Requests to Apache Dremio data engine could take some time (< 60 seconds). When accessing dashboards on Superset, using DNS name with SSL, with proxy setup some dashboards parts (requests) are failing with the following error:
Proxy Error
The proxy server received an invalid response from an upstream server.
The proxy server could not handle the request
Reason: Error reading from remote server
Strangely, these errors can appear in a matter of seconds despite that default value for ProxyTimeout
is quite high.
The problem doesn't occur if Superset is accessed by IP address.
Error message in apache2/error.log
:
(20014) Internal error (specific information not available): [client 10.4.26.3:6969] AH01102: error reading status line from remote server localhost:8088, referer: ...

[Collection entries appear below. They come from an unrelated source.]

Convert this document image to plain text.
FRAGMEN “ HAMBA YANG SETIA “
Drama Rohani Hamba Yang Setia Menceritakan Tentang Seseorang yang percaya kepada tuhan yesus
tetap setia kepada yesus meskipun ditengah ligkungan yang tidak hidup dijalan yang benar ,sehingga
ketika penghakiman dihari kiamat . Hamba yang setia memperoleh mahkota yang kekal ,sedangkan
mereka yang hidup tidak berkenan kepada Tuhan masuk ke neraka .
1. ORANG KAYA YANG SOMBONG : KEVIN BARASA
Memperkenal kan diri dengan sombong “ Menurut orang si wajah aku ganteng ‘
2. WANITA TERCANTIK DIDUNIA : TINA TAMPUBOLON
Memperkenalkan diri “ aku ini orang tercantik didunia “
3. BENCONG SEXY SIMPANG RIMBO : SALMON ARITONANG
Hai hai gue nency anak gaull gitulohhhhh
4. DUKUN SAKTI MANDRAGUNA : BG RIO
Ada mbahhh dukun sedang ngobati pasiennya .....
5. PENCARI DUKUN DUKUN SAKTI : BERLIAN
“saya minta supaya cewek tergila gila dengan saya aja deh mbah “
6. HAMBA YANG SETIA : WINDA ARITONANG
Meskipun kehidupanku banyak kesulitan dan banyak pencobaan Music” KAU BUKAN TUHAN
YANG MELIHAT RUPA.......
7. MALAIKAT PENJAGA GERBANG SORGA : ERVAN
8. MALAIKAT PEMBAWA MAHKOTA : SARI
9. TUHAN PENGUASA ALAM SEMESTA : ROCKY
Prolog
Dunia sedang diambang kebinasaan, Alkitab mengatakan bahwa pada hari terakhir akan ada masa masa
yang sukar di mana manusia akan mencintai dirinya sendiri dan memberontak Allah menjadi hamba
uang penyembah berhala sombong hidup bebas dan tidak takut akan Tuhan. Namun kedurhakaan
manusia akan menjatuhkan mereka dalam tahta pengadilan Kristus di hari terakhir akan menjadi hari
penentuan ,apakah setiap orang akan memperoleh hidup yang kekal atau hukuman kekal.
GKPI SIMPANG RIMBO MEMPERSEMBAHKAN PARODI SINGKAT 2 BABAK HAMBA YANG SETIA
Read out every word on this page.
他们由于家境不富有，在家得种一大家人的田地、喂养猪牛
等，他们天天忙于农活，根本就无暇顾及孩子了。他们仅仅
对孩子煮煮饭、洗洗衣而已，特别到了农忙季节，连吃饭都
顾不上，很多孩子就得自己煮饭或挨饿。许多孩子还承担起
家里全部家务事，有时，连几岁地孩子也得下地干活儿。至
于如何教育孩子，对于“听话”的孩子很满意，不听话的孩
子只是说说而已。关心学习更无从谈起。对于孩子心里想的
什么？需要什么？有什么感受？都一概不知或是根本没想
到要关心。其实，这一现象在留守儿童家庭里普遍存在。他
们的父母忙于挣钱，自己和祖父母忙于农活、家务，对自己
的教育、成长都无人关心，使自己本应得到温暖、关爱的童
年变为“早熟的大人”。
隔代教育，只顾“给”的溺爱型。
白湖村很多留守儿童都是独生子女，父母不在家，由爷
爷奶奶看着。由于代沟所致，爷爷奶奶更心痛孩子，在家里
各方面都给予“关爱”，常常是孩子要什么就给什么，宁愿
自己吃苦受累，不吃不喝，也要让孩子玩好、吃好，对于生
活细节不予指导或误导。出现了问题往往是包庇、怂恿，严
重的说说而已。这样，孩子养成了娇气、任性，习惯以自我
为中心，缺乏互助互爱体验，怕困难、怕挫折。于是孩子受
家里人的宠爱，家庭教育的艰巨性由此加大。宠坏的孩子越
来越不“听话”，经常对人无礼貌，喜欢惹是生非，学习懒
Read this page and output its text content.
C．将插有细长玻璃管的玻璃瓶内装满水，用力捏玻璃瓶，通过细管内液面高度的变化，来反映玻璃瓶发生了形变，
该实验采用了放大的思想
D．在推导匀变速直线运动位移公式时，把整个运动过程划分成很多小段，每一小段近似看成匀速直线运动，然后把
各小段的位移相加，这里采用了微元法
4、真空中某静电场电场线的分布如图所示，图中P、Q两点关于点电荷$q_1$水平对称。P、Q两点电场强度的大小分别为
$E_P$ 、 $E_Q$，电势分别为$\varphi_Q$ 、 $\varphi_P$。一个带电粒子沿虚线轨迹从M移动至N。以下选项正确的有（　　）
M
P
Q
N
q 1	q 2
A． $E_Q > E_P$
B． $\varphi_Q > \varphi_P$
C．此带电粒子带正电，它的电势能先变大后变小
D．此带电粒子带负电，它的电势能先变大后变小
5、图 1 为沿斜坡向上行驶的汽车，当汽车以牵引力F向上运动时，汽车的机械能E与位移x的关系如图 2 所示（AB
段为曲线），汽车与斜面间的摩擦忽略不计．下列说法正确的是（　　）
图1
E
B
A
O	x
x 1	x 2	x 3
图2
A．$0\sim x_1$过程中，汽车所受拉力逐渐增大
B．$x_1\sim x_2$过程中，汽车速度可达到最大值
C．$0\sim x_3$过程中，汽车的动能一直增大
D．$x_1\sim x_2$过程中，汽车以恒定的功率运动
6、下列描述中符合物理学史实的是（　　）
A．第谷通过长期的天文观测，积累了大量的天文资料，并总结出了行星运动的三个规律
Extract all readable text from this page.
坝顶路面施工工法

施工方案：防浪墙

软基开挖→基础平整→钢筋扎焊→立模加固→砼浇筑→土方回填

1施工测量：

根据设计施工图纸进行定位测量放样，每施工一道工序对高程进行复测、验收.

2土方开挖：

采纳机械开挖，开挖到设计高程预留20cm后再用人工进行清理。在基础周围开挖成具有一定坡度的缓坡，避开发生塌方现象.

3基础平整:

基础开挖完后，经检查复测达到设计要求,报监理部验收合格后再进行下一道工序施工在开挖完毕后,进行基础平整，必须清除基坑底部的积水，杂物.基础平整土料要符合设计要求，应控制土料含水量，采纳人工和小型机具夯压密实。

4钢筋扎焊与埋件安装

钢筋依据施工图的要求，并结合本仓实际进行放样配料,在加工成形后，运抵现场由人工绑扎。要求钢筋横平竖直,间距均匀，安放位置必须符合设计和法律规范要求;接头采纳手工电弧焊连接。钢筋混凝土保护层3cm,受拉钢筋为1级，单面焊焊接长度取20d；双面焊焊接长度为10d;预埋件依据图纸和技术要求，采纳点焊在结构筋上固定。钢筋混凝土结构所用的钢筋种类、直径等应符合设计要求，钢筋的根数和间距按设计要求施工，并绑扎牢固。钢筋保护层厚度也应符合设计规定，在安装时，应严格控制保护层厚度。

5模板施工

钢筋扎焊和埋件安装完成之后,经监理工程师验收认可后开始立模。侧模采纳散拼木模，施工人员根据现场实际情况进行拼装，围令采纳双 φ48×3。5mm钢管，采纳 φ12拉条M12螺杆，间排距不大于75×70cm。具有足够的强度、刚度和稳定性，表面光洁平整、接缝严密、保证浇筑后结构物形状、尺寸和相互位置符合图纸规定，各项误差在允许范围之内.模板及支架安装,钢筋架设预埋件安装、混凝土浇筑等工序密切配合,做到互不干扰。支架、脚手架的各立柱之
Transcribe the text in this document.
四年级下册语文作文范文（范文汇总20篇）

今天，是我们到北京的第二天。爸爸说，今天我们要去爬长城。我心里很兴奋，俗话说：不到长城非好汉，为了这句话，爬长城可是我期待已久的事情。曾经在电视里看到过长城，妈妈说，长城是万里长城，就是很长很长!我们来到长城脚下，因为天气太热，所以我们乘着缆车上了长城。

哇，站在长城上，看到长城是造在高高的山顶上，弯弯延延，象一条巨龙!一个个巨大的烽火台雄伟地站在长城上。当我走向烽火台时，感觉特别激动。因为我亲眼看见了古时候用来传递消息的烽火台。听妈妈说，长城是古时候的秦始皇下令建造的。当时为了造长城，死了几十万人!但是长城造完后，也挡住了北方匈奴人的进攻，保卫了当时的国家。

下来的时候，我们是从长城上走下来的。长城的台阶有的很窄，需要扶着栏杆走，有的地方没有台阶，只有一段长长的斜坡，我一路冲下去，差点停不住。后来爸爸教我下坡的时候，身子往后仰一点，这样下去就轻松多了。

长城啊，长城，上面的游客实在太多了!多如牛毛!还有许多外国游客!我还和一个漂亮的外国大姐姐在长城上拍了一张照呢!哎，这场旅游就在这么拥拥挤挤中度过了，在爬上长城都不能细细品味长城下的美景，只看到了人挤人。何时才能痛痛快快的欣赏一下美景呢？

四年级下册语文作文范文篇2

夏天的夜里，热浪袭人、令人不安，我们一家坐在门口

Problem can be with proxy server timeout or with Superset web server dropping some connections. My Apache2 config:
<VirtualHost *:443>
ProxyPreserveHost On
ProxyRequests Off
ServerName dash.domain.com
ServerAlias dash.domain.com
SSLEngine on
SSLCertificateFile /etc/ssl/private/cert.crt
SSLCertificateChainFile /etc/ssl/certs/cert2.crt
SSLCertificateKeyFile /etc/ssl/private/key.key
ProxyPass / http://localhost:8088/ connectiontimeout=3600 timeout=3600
ProxyPassReverse / http://localhost:8088/
# things tried
# SetEnv force-proxy-request-1.0 1
# SetEnv proxy-nokeepalive 1
# SetEnv proxy-initial-not-pooled 1
# ProxyTimeout 3600
# TimeOut 3600
</VirtualHost>
Things tested (and not working):
Timeout
and ProxyTimeout
connectiontimeout
and timeout
(as seen above)Keepalive=On
for ProxyPasssuperset_config.py
-> ENABLE_PROXY_FIX, SUPERSET_WEBSERVER_TIMEOUTIn addition, similar proxy setup was build using nginx
, error is similar to what is described here.
Any help or ideas would be appreciated. Thank you very much!
Apache Superset version: 0.37.2
Apache Dremio version: 4.1.0
Apache2 server version: 2.4.29
EC2 instance type: t3.medium
OS version: Ubuntu 18.04
The problem was in dying gunicorn async workers. Too many requests were coming from the charts and workers were not able to handle them. Changing worker type from async to sync (default gunicorn type) solved the proxy problem.
I still don't know why direct access by IP was not producing the 502 proxy error.
Sorry for not including information about gunicorn
in the question.
P.S Recommended type of workers for Apache Superset from their docs is async, but, for my case, sync were the better solution. In theory, sync workers are slower compare to async (in Superset context).